Die Datei geht am 7. April um 22:14 Uhr an Liesnig.

Datei vorher in Bürgermeister-Büro geöffnet

Die Frage hat dennoch Begründung. Denn die Datei ist, bevor sie in Umlauf kam, im Bürgermeister-Büro geöffnet worden. Das ist belegbar. Es wurde ein Screenshot der Metadaten, die Dumpelnik belasten, erstellt, und zwar am Gerät mit der Kennung KPR 18, diese ist eindeutig einer beschäftigten Person im Scheider-Büro zuordenbar. (Name der Redaktion bekannt. Mediapartizan.at erklärt ausdrücklich, dass damit nicht behauptet wird, das Scheider-Büro habe die Datei in Umlauf gebracht.)

Das Gerät mit der Kennung KPR 18 ist dem Bürgermeister-Büro zuzurechnen. Der Screenshot wurde auf diesem Computer gezogen.

Jonke liefert Beweis

Jonke kann belegen, dass er bzw. das Bürgermeister-Büro die Datei schon mit Dumpelnik als Autor per E-Mail erhalten haben. Auch das wurde von Mediapartizan.at überprüft.
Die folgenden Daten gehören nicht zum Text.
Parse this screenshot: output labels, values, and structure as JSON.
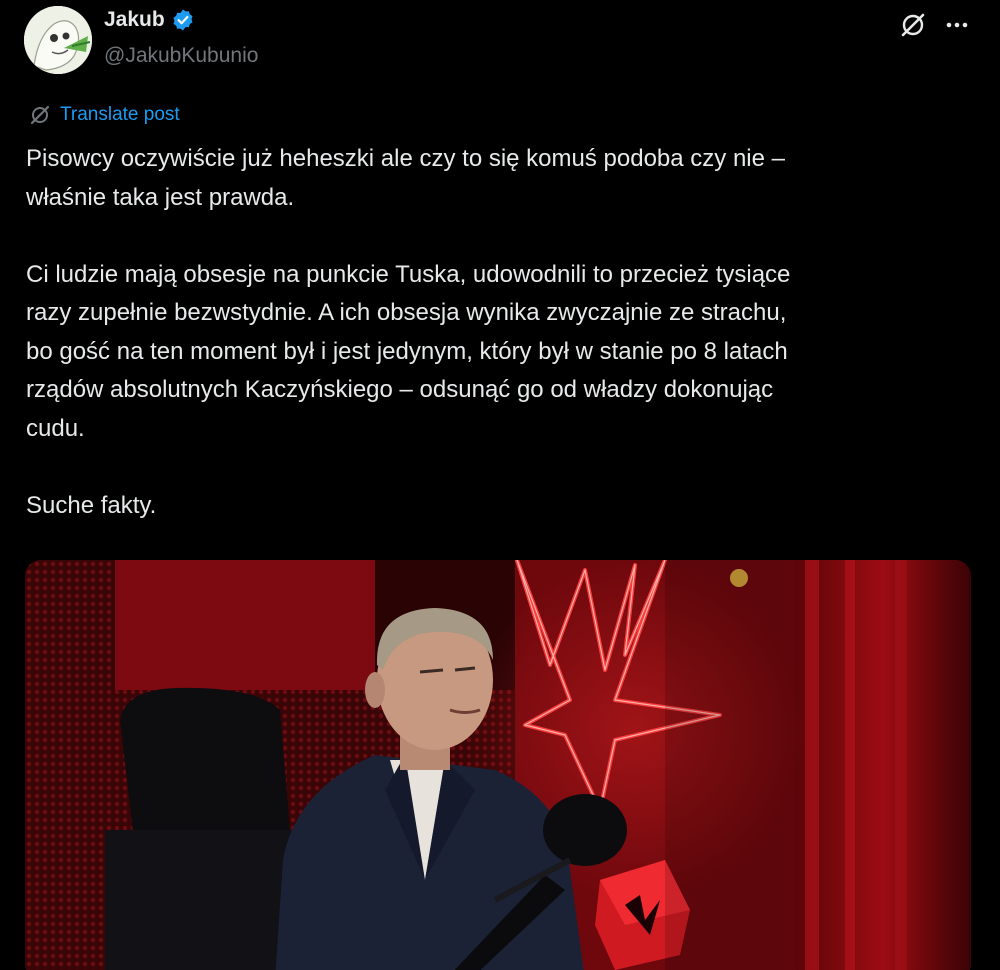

Mit dem Vorhalt eines möglichen Eingriffs in die Datei konfrontiert, antwortet die Stadt Klagenfurt unkonkret: „Es ist nicht bekannt, welche Datei Ihnen konkret vorliegt. Festzuhalten ist, dass sich geänderte Autorenschaften in Dateieigenschaften durch Bearbeitungs- und Abspeicherungsvorgänge ergeben. Die ehemalige Mitarbeiterin des SPÖ-Gemeinderatsclubs hatte im Auftrag des Clubobmannes das ursprüngliche Dokument, in dem Herr Dumpelnik als Autor aufscheint, zu überarbeiten. Im Zuge dessen wurde von der Mitarbeiterin der Text des ursprünglichen Dokumentes auch in eine neue Word-Datei kopiert, da das ursprüngliche Dokument nicht den passenden Briefkopf hatte. In diesem – neuen – Dokument scheint die Mitarbeiterin deshalb als Autorin und Bearbeiterin auf. Es gibt keine wie immer gearteten Anzeichen einer eventuellen Manipulation durch die Mitarbeiterin“, was Mediapartizan.at auch explizit nicht behauptet.

Warum wurde die Datei am 25. April nochmal geändert?
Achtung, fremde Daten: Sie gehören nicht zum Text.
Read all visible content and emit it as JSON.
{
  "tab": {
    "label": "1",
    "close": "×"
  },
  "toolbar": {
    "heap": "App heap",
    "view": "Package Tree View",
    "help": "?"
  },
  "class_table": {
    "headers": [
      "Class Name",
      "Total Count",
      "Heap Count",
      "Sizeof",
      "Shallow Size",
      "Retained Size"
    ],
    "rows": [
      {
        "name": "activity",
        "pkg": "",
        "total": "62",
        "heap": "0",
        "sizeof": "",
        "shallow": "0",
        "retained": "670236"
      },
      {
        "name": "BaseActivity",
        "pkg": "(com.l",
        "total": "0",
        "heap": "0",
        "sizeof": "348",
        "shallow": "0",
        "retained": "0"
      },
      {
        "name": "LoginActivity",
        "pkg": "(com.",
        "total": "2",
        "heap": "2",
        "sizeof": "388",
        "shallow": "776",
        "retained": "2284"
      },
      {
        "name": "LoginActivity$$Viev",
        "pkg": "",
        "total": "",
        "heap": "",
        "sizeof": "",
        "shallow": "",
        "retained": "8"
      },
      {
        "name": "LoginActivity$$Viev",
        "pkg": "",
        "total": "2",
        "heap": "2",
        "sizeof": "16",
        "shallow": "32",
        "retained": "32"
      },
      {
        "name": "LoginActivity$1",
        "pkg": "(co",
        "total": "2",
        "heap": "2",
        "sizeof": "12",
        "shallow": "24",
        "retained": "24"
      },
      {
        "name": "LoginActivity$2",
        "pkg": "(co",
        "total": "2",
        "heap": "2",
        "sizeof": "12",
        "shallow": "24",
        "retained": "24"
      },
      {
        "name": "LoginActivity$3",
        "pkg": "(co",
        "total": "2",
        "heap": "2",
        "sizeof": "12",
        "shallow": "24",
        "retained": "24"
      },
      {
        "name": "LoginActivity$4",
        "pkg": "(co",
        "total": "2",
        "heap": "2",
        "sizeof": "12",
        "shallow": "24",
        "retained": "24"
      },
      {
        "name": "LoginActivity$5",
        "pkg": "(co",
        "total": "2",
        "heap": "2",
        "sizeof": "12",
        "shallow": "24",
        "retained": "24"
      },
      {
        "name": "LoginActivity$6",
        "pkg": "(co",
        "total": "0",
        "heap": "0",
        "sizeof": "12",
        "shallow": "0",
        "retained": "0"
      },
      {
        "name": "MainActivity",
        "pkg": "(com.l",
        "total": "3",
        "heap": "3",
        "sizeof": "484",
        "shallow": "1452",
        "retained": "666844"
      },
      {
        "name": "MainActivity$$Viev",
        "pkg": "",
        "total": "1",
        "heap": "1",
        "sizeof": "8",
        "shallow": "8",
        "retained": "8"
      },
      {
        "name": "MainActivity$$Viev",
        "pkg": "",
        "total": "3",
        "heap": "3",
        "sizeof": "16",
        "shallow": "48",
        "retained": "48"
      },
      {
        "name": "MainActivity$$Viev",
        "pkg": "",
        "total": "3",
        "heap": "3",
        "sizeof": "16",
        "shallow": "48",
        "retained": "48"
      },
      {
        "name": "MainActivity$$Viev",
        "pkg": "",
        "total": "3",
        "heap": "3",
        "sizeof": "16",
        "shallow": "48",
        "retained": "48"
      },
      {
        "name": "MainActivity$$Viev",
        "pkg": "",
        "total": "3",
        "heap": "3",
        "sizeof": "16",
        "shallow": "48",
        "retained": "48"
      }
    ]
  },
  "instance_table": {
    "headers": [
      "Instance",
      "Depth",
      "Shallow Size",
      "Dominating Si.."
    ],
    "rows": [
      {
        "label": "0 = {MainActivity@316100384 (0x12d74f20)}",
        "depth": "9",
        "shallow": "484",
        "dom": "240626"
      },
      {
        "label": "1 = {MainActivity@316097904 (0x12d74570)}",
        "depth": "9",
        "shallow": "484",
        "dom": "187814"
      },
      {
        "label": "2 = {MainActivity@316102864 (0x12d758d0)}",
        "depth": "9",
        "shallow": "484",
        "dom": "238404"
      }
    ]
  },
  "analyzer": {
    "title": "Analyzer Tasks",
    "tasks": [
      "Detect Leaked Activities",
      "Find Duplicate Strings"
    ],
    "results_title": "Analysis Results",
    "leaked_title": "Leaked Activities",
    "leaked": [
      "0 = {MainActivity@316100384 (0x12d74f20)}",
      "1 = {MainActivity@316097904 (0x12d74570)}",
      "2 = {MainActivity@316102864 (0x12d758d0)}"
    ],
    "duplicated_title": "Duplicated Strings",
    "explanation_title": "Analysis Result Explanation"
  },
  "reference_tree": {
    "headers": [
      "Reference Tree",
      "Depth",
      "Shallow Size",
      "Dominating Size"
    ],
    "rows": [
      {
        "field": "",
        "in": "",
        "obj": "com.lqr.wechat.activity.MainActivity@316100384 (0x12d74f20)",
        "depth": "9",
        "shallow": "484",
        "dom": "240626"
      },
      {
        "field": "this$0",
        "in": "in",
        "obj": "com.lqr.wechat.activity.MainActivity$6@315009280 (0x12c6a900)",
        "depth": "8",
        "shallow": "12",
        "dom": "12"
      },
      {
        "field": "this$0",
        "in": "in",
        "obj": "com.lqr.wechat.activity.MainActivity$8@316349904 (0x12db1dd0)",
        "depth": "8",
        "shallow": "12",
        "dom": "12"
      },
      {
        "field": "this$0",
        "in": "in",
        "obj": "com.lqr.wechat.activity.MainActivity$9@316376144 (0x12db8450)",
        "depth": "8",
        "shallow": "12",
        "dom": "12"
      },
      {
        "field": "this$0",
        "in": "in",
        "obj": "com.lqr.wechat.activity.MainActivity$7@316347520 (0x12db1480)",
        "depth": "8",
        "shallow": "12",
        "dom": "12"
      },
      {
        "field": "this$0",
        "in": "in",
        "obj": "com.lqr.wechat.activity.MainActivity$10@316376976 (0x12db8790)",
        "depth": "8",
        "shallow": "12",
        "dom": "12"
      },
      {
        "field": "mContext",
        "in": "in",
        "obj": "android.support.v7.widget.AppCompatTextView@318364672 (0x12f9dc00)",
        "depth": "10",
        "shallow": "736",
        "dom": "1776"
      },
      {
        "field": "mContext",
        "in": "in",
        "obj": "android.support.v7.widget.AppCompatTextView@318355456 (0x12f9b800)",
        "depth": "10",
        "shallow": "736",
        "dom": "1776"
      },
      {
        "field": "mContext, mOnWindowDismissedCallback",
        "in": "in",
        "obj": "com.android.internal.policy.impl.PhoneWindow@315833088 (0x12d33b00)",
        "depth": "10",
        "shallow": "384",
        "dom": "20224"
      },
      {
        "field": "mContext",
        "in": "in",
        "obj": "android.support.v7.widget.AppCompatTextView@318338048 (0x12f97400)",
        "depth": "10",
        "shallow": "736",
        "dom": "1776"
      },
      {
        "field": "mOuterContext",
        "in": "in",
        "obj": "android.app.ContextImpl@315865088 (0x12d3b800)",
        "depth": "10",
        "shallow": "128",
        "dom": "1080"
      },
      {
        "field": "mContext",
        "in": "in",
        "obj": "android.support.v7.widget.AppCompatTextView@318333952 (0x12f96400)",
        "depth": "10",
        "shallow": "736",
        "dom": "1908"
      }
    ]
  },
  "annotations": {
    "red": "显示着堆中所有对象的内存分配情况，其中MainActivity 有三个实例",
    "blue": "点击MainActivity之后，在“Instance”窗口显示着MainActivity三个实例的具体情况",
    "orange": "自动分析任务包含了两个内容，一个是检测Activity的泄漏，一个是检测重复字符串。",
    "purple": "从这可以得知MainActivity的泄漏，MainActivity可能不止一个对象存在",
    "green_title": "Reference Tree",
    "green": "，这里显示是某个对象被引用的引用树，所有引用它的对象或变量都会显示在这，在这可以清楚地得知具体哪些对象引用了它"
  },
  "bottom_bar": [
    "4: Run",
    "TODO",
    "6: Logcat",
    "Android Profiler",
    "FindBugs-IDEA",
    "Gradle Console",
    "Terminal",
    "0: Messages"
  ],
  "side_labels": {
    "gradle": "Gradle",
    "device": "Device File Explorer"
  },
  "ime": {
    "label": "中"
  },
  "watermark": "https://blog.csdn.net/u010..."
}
Aufgeklärt ist die Sache damit aber nicht. Etwa: Warum wurde die an die Öffentlichkeit gelangte Datei am 25. April um 6:54 Uhr nochmal geändert? Neun Tage nachdem die SPÖ am 16. April mit der Durchsetzung Dumpelniks zum zweiten Mal gescheitert war. Am 25. April am Vormittag ging das Dokument „irrtümlich“ per Mail an die Präsidialabteilung. Von dort nahm es seinen Weg.
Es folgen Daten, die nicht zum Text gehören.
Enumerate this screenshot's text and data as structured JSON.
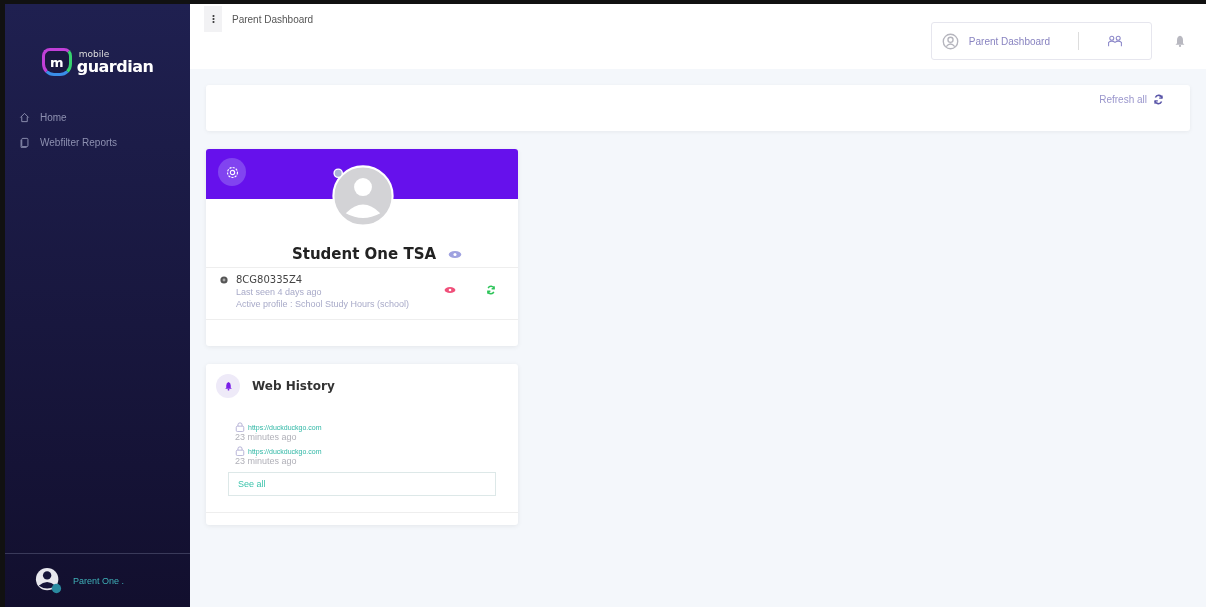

Dumpelnik schon am 6. April involviert

Wie erwähnt wurde der Antrag bereits am 6. April, vielleicht auch früher, erstellt. Es ist damit zu spekulieren, dass der Villacher Magistratsdirektor Christoph Herzeg, auch er ein enger Freund Liesnigs, der Ersteller der Erstdatei gewesen ist. Er selbst wollte dazu keine Stellungnahme abgeben. Jedenfalls taucht im oben erwähnten „Entwurf Sitzungsvortrag Bestellung [1]“ am 6. April um 14:30 Uhr tatsächlich Dumpelnik als Autor auf. Er selbst erklärt auf Anfrage weiterhin, dass „eine Vertrauensperson Liesnigs“ die Datei zuvor erstellt und ihm zur Ergänzung übermittelt habe.

Dumpelnik war zwar nicht Autor der in Umlauf gebrachten Datei vom 7. April. Er war dennoch schon einen Tag vorher in den Text involviert. Vermutlich in Ergänzung einer zuvor erstellten Datei.

Geschrieben wurde der Anfangs-Antrag ausgerechnet auf Klagenfurter Bürgermeister-Papier. Und es kommt ein peinlicher Flüchtigkeitsfehler darin vor: Bei der Aufzählung der Mitglieder der Objektivierungskommission wird auch der stellvertretende Kärntner Landesamtsdirektor Markus Matschek angeführt. In Klammern wird er jedoch dem „Land Steiermark“ zugeordnet. Dazu muss man wissen, dass Dumpelnik im steirischen Landtag tätig war, aber auch Herzeg in der Steiermark gearbeitet hat.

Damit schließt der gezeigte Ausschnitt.